Римо решал, есть ему утку или нет. Молодому человеку его возраста достаточно того количества жиров, которое содержится в растительной пище. На белой коже сваренной утки блеснула желтая крупинка жира, и Римо решил, что ограничится рисом.
— В твоей стране дето обстоит гораздо хуже: здесь повсюду работают непрофессиональные убийцы. Каждый, у кого есть оружие, считает себя вправе убивать.

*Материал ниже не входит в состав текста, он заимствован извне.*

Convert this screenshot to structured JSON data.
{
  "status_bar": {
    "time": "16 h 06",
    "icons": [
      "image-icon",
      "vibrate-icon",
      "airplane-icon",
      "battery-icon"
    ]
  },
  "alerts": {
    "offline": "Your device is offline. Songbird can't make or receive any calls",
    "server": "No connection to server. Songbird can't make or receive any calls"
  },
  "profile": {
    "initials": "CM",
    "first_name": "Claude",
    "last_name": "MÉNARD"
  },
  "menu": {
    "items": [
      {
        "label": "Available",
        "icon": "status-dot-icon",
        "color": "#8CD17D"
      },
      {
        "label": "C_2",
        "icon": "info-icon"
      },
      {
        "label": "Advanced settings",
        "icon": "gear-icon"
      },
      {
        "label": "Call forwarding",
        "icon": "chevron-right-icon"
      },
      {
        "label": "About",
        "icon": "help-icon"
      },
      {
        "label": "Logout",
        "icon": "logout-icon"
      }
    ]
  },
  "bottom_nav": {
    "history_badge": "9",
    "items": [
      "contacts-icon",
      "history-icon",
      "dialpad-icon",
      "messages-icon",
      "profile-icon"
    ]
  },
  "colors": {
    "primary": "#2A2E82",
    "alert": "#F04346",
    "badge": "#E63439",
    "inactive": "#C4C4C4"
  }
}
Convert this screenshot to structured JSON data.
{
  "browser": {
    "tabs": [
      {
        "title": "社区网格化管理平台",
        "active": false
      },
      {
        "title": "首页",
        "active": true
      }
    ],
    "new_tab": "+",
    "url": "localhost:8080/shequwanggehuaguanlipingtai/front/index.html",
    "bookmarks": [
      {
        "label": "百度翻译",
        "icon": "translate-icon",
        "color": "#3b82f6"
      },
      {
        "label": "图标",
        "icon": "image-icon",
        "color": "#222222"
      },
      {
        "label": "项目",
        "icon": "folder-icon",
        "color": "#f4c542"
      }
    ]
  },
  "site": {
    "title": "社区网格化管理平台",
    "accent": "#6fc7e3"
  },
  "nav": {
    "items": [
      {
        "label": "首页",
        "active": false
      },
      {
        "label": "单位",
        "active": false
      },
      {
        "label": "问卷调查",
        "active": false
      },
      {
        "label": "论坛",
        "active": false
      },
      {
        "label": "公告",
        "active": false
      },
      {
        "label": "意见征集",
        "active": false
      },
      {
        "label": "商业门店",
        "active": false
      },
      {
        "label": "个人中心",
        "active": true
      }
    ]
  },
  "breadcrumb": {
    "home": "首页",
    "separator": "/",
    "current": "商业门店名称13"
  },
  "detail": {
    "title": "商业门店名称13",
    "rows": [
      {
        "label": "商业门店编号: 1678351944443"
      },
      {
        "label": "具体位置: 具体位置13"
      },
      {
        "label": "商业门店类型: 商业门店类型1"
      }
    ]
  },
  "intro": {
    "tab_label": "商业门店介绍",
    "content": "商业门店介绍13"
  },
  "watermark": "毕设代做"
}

— Я это знаю, — сказал Римо.
— А истинного наемного убийцу ассасина уважают даже его жертвы, потому что умирать от его руки легко. Разве сравнить с такой смертью страдания престарелого человека, мучимого столькими болезнями, пока он доберется до могилы? Его тело иссыхает, члены слабеют, зрение притупляется, дышать становится трудно. Когда же человек уходит из жизни с помощью настоящего наемного убийцы, он не испытывает боли — все происходит мгновенно. Я предпочел бы умереть именно так, это лучше, чем погибнуть в дорожной катастрофе, — рассуждал Чиун.
Римо встал.
— Мне пора, папочка. Ты едешь со мной?
— Нет, — сказал Чиун. — Это не для меня. Я слишком стар и беден. Давай прощаться. Возможно, ты и прав, настало время покинуть меня.
— Не так уж ты и беден, — возразил Римо. — У тебя полно золота. Да и когда это было, чтобы наемный убийца не мог найти работу?
Все свое имущество Римо уложил в голубую холщовую сумку: пару запасных твидовых брюк, три пары носков, четыре черных футболки, зубную щетку.
Он думал, что Чиун его остановит, но этого не произошло. Римо застегнув молнию на сумке. Чиун трудился над своей порцией утки, отщипывая от нее маленькие кусочки своими длинными ногтями и разжевывая мясо в жидкую кашицу.
— Ну, я пошел, — сказал Римо.
— Вижу, — отозвался Чиун.
Римо знал, что Чиун никогда не путешествует без своих необъятных дорожных сундуков, которые нужно сдавать в багаж заранее, чтобы их могли перевозить морем. На этот раз он не поручил Римо это сделать.
— Я ухожу, — повторил Римо.
— Понятно, — сказал Чиун.
Римо пожал плечами и испустил глубокий вздох. Он проработал больше десяти лет и не сумел нажить ничего ценного. Впрочем, он к этому и не стремился. Теперь он уходит в новую жизнь, уходит туда, где у него будут дом, жена, ребенок. Возможно, даже не один.
Когда-то давно Чиун сказал, что дети как цветы. Ими любуются тогда, когда труд растить их берет на себя кто-то другой. Они с Римо часто спорили на эту тему.